Traditional barbecue and outdoor kitchen designs lean toward a more functional design, so I wanted to approach things in a different way. The outdoor kitchen was positioned adjacent to an elegantly finished sitting area, and I knew I needed that sense of sophistication to carry over into the styling of the kitchen as well.
Everything in the backyard is rectangular, including the pool design and the stepping stones, so Pro-Fit Modera Ledgestone was an ideal choice to fit seamlessly in with the rest of the design. I chose Carbon, which is the darkest palette within the profile, because it served as a nice contrast to the lighter concrete finishes throughout the backyard. It also related back to the pebbles in between the pavers, which are a similar color.
Even though Pro-Fit Modera Ledgestone is very architectural in its shape, the color still related to this very organic element right in front of it. I love that duality of a stone that has a natural quality but is also created to be an architectural element.
What did the homeowners think about the finished backyard?
This was my second backyard design ever, and the homeowners were real champions and supported me through every step of the process. Every time I checked in with them afterward, they mentioned an activity they had done together or some new way they had used the backyard that they had never thought about doing.
Later on, I received a call from them mid-pandemic and they just thanked me and told me how much they appreciated what I did to create this space. They ended up appreciating everything we had built into the design, like the Zen deck, so much more once they were truly spending every waking moment at home.

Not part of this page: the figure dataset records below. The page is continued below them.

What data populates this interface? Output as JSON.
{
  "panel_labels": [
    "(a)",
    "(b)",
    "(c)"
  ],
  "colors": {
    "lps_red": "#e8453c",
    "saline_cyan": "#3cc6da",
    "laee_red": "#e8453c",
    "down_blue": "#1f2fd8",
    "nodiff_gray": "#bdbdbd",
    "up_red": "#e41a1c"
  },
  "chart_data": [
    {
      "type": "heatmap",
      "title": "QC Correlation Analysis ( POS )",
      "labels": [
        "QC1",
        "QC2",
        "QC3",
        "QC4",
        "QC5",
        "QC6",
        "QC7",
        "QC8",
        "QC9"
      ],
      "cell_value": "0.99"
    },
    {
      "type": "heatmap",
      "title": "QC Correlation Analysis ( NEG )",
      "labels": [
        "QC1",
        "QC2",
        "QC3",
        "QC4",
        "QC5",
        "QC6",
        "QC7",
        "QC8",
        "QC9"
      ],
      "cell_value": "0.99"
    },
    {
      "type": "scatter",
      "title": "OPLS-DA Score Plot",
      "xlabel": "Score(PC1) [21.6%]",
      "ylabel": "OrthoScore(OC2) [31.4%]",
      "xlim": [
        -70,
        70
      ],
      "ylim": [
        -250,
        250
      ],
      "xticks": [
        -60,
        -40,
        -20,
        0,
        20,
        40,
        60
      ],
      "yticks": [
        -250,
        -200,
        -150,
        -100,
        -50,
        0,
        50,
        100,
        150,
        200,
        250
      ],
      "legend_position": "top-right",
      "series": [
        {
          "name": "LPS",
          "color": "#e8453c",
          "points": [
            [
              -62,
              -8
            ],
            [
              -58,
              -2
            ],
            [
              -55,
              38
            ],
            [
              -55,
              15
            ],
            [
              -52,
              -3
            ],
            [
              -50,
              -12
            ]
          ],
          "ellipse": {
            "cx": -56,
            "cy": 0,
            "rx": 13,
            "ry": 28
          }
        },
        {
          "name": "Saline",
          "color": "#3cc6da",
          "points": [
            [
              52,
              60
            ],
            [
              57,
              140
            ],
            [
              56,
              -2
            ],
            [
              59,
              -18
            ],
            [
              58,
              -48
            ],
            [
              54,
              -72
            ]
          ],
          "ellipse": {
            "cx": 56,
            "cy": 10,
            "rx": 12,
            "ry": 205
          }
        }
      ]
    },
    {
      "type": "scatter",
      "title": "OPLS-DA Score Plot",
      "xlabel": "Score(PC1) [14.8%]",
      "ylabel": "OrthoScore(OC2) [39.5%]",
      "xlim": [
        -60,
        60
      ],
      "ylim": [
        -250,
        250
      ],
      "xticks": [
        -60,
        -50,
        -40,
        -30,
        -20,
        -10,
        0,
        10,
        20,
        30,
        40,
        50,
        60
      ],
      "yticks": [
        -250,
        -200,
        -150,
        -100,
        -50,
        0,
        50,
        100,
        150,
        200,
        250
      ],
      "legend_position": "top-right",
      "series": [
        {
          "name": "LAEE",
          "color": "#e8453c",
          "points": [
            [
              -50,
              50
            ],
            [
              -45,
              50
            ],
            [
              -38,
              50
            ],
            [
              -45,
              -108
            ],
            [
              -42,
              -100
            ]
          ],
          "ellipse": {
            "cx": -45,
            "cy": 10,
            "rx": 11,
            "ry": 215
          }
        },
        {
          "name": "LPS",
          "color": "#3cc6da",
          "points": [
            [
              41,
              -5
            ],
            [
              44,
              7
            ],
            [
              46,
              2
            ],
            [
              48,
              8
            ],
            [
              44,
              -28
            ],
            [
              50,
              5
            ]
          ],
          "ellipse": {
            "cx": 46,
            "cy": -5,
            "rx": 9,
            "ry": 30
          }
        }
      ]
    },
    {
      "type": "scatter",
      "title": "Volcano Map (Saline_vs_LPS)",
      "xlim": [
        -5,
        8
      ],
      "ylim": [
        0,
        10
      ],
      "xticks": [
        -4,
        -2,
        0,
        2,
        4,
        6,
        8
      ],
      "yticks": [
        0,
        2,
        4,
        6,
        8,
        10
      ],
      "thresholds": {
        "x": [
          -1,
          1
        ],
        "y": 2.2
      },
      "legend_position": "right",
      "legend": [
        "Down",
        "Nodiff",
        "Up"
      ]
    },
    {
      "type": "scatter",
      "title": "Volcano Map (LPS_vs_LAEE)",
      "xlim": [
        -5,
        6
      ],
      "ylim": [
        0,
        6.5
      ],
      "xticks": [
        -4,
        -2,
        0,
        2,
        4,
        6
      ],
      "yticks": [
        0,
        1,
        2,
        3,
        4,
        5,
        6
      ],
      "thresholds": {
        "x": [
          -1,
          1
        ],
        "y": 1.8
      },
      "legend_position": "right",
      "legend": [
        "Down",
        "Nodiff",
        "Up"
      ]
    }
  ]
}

They also noticed several friends had implemented some aspects of the design into their own backyards, which is one of the most wonderful compliments to a designer. Modern design tends to be synonymous with something sterile or impersonal, but this was a modern design that was very comfortable. I wanted to soften that idea by adding a fire pit and a day bed and having fine fabrics and high-end materials to use on the exterior, and it was wonderful to see both the homeowners and their circle of friends really respond to those choices.